Le attività ispettive hanno condotto al sequestro complessivo di oltre 240.000 articoli illegali o potenzialmente dannosi per la salute dei consumatori. I messaggi promossi dall'azione delle Fiamme Gialle richiamano i valori della tutela della salute pubblica, della legalità economica e della salvaguardia della leale concorrenza sul mercato. 

La merce requisita dai finanzieri comprende un campionario merceologico estremamente variegato: dai giocattoli ai capi di abbigliamento, passando per casalinghi, cosmetici e flaconi di olio lubrificante per autovetture. Molti di questi prodotti recavano indebitamente il prestigioso marchio «Made in Italy» pur essendo privi delle indicazioni di tracciabilità obbligatorie previste dal Codice del Consumo, quali la denominazione merceologica, i dati del produttore, i materiali impiegati e l'eventuale presenza di sostanze tossiche.

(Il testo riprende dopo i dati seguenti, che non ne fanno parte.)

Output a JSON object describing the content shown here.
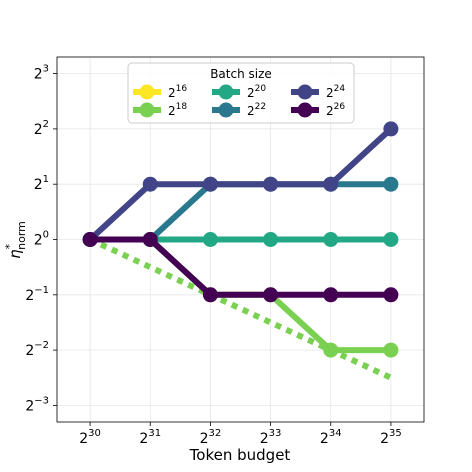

Inoltre, i controlli hanno permesso di intercettare oltre 40.000 confezioni di posate in plastica sulle quali era stato impresso il logo «MOCA» (Materiali e Oggetti a Contatto con gli Alimenti) in totale assenza del necessario certificato di conformità di legge. Al termine delle verifiche, i titolari di 30 attività commerciali sono stati segnalati alle autorità competenti; per 4 di loro è scattata la denuncia penale.

L'azione investigativa delle Fiamme Gialle non si è limitata alla sola contestazione al dettaglio, ma ha puntato a disarticolare la filiera logistica alla base del fenomeno, individuando e intercettando 3 grossisti operanti tra la Puglia e la Campania, considerati i nodi centrali di rifornimento per i negozianti locali.